I stared at it, not quite knowing what it was for.
::You're leaking again.::
Ah. Dammit. I tugged a tissue out reluctantly and wiped at my cheeks, rubbed at my nose.
He set the box back down beside him. A bad sign, keeping it ready instead of putting it away. "Why is it easier for him to believe that?"
I sighed, and tried not to let it sound as heart-heavy as it was. "...He doesn't know me, Quatre. Not all of me. There are parts to me that he just... ignores, or denies, or... rewrites. Those five years I spent on my own are a big one. I just... I don't know why he thinks that I was just... undercover at a school for a few years or something. And suddenly Zero comes along and he's... I don't know. Vindicated or something. 'Hey, look, I was right, Heero's been faking it all these years.' I don't know why that makes him feel better. Don't tell me he loves me so much. I don't know what he loves, but it's not me. Maybe it's time I faced up to that."

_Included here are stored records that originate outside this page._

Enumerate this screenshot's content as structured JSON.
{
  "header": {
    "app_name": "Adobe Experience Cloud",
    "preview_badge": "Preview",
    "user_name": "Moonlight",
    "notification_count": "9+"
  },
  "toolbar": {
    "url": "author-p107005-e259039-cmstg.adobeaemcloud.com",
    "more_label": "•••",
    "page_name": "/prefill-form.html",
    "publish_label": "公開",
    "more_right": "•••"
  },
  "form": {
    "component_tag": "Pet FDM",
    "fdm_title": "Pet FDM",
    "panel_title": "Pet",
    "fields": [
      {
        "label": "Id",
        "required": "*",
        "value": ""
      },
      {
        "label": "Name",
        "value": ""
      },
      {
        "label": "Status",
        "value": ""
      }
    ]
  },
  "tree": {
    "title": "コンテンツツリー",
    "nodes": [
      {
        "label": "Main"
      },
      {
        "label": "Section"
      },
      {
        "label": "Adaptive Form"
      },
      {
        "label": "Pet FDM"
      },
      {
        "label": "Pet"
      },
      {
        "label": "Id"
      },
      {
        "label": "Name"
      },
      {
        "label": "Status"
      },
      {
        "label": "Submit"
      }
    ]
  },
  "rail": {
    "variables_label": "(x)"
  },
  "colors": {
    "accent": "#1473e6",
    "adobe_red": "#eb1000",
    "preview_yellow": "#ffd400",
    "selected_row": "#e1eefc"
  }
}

"Maybe you need to talk to him, Heero."
"You can't just tell a guy that everything he believes is wrong, Quatre. How far do you really think I would get with that? Especially now? Especially now that he thinks he already knows that. He thinks that I've been the giant lie when really it's..." The enormity of everything got stuck in my throat and I couldn't finish the sentence. The tissue suddenly found itself useful again. It should have been so embarrassing, and yet in front of Quatre, it was not. Maybe because it was easy to blame it on him and his skill with deconstructing people using just a few words and a tissue box.

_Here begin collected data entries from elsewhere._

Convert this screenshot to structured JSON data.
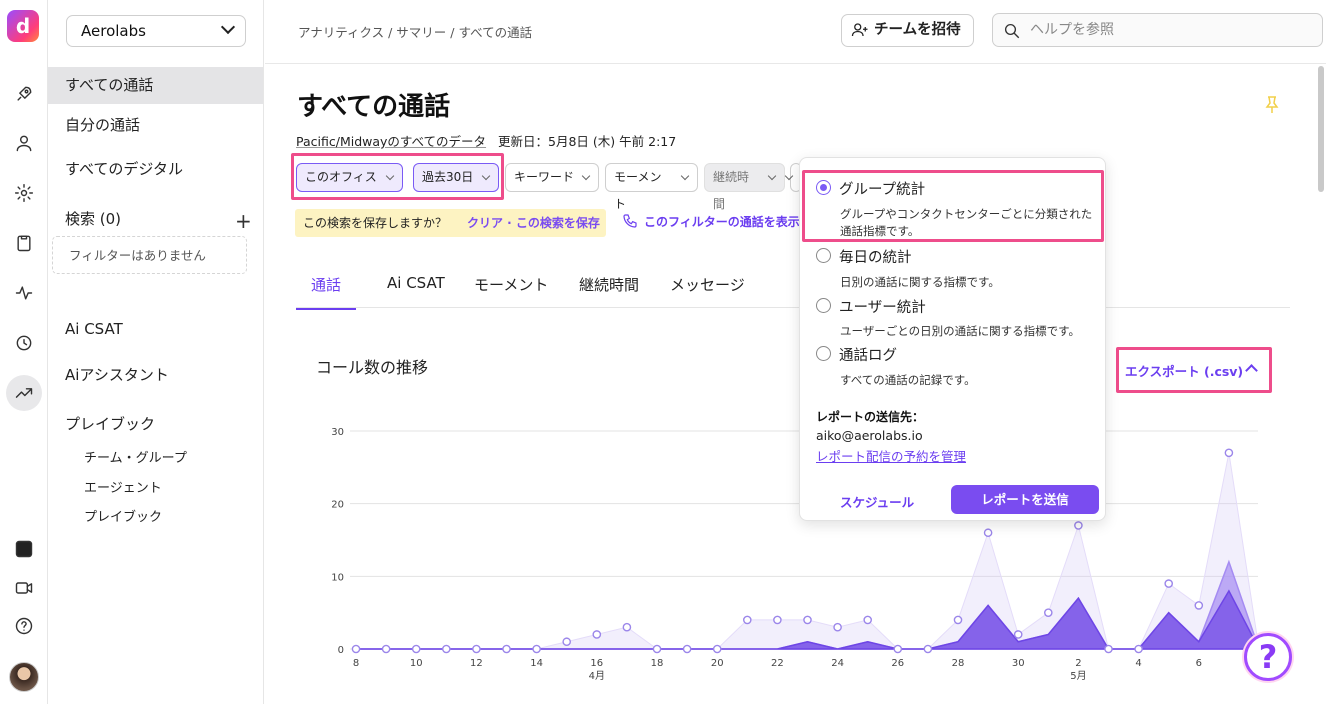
{
  "sidebar": {
    "workspace": "Aerolabs",
    "items": {
      "all_calls": "すべての通話",
      "my_calls": "自分の通話",
      "all_digital": "すべてのデジタル",
      "search": "検索 (0)",
      "no_filters": "フィルターはありません",
      "ai_csat": "Ai CSAT",
      "ai_assistant": "Aiアシスタント",
      "playbook": "プレイブック",
      "team_group": "チーム・グループ",
      "agent": "エージェント",
      "playbook_sub": "プレイブック"
    }
  },
  "header": {
    "breadcrumb": "アナリティクス / サマリー / すべての通話",
    "invite": "チームを招待",
    "help_placeholder": "ヘルプを参照"
  },
  "page": {
    "title": "すべての通話",
    "timezone_link": "Pacific/Midwayのすべてのデータ",
    "updated": "更新日：5月8日 (木) 午前 2:17",
    "filters": {
      "office": "このオフィス",
      "period": "過去30日",
      "keyword": "キーワード",
      "moment": "モーメント",
      "duration": "継続時間"
    },
    "save_prompt": "この検索を保存しますか？",
    "save_actions": "クリア · この検索を保存",
    "show_calls": "このフィルターの通話を表示",
    "tabs": [
      "通話",
      "Ai CSAT",
      "モーメント",
      "継続時間",
      "メッセージ"
    ],
    "chart_title": "コール数の推移",
    "export": "エクスポート (.csv)"
  },
  "export_menu": {
    "options": [
      {
        "label": "グループ統計",
        "desc": "グループやコンタクトセンターごとに分類された通話指標です。",
        "selected": true
      },
      {
        "label": "毎日の統計",
        "desc": "日別の通話に関する指標です。",
        "selected": false
      },
      {
        "label": "ユーザー統計",
        "desc": "ユーザーごとの日別の通話に関する指標です。",
        "selected": false
      },
      {
        "label": "通話ログ",
        "desc": "すべての通話の記録です。",
        "selected": false
      }
    ],
    "send_to_label": "レポートの送信先：",
    "email": "aiko@aerolabs.io",
    "manage_link": "レポート配信の予約を管理",
    "schedule": "スケジュール",
    "send_button": "レポートを送信"
  },
  "chart_data": {
    "type": "area",
    "title": "コール数の推移",
    "ylim": [
      0,
      30
    ],
    "yticks": [
      "0",
      "10",
      "20",
      "30"
    ],
    "x_tick_labels": [
      "8",
      "10",
      "12",
      "14",
      "16",
      "18",
      "20",
      "22",
      "24",
      "26",
      "28",
      "30",
      "2",
      "4",
      "6"
    ],
    "x_month_labels": [
      {
        "at": "16",
        "label": "4月"
      },
      {
        "at": "2",
        "label": "5月"
      }
    ],
    "x": [
      "4/8",
      "4/9",
      "4/10",
      "4/11",
      "4/12",
      "4/13",
      "4/14",
      "4/15",
      "4/16",
      "4/17",
      "4/18",
      "4/19",
      "4/20",
      "4/21",
      "4/22",
      "4/23",
      "4/24",
      "4/25",
      "4/26",
      "4/27",
      "4/28",
      "4/29",
      "4/30",
      "5/1",
      "5/2",
      "5/3",
      "5/4",
      "5/5",
      "5/6",
      "5/7",
      "5/8"
    ],
    "series": [
      {
        "values": [
          0,
          0,
          0,
          0,
          0,
          0,
          0,
          1,
          2,
          3,
          0,
          0,
          0,
          4,
          4,
          4,
          3,
          4,
          0,
          0,
          4,
          16,
          2,
          5,
          17,
          0,
          0,
          9,
          6,
          27,
          0
        ],
        "color": "#cbbef5"
      },
      {
        "values": [
          0,
          0,
          0,
          0,
          0,
          0,
          0,
          0,
          0,
          0,
          0,
          0,
          0,
          0,
          0,
          1,
          0,
          1,
          0,
          0,
          1,
          6,
          1,
          2,
          7,
          0,
          0,
          5,
          1,
          12,
          0
        ],
        "color": "#a58bf2"
      },
      {
        "values": [
          0,
          0,
          0,
          0,
          0,
          0,
          0,
          0,
          0,
          0,
          0,
          0,
          0,
          0,
          0,
          1,
          0,
          1,
          0,
          0,
          1,
          6,
          1,
          2,
          7,
          0,
          0,
          5,
          1,
          8,
          0
        ],
        "color": "#6e46e6"
      }
    ],
    "grid": true
  }
}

Maybe that was what got us here. The easy way out.
"I want the best for him, Quatre. I really do. This isn't just about Zero, or about me. I've seen shadows of this all over the place, and I've tried to help him get rid of them. It hasn't worked obviously, so... maybe it's time to cut my losses. Either he changes or he doesn't. Nothing I do is going to affect that, apparently, so there's no point in waiting around here, waiting for something that might never happen. That kind of person's pathetic, right? If I have any self-respect at all, I'll move on. If he figures himself out and we're both still interested, maybe then we could try something again. Maybe... maybe he can find someone else to help him. Maybe... I'm a part of the problem now. I don't want to be a part of his problems." I pitched my soggy tissue into a recycling bin and snagged a fresh one, finally conceding to the need to blow my nose. "Sometimes, I hate you, Quatre."
He smiled sadly. "You have so many things to say, Heero. You can't blame me if you pour them all out, once given the opportunity."

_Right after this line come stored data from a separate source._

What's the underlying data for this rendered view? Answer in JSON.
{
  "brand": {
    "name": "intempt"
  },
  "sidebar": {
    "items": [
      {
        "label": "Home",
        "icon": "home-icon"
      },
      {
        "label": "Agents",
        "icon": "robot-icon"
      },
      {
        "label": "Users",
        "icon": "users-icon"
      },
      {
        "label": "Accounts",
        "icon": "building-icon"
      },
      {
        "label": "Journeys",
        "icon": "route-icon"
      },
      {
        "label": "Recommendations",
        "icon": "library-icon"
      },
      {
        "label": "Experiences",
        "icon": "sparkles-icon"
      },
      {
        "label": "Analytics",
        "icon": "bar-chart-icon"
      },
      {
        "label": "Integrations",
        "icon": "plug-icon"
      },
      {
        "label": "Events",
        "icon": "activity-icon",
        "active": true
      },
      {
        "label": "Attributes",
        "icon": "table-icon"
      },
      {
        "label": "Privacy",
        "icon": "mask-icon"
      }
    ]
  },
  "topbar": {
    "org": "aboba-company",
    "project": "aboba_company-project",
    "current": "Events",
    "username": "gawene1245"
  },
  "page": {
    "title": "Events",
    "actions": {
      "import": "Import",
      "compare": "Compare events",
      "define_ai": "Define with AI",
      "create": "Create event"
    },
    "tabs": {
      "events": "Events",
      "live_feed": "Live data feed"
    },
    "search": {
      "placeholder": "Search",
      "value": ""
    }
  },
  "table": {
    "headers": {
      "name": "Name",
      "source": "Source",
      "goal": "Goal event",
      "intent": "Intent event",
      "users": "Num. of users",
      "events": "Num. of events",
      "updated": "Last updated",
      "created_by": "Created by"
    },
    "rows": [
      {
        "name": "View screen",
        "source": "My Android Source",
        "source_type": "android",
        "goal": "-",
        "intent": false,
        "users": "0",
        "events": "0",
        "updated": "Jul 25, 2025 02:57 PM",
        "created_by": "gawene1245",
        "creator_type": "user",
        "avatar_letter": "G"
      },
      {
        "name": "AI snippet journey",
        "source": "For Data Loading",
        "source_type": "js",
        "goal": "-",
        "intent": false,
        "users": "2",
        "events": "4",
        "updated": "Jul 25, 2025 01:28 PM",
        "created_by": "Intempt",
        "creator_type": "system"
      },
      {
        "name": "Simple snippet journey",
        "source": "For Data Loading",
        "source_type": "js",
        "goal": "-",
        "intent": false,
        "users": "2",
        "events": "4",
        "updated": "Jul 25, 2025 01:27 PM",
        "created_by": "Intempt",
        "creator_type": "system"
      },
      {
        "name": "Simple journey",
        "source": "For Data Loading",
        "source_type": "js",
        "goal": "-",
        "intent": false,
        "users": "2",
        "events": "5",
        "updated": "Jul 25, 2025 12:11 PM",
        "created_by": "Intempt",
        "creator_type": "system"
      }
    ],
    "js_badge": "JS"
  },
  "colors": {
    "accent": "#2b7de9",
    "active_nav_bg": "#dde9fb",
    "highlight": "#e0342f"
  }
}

"I shouldn't... I probably shouldn't. Not to you. It's between him and me, right? You shouldn't have to be dragged into this mess."
"That didn't work on Wufei. It won't work on me."
"I just don't want anyone having to take sides because of this." Quatre had played the neutral third party rather well, though, saying practically nothing for or against. "I don't want everyone having to be tense because we're in the same room together. It's not right of us."
"Don't worry about things that are out of your control, Heero."
"I hate things that are out of my control."
"But they're within our control. They're controlled by people you trust. Trust us and our decisions, Heero."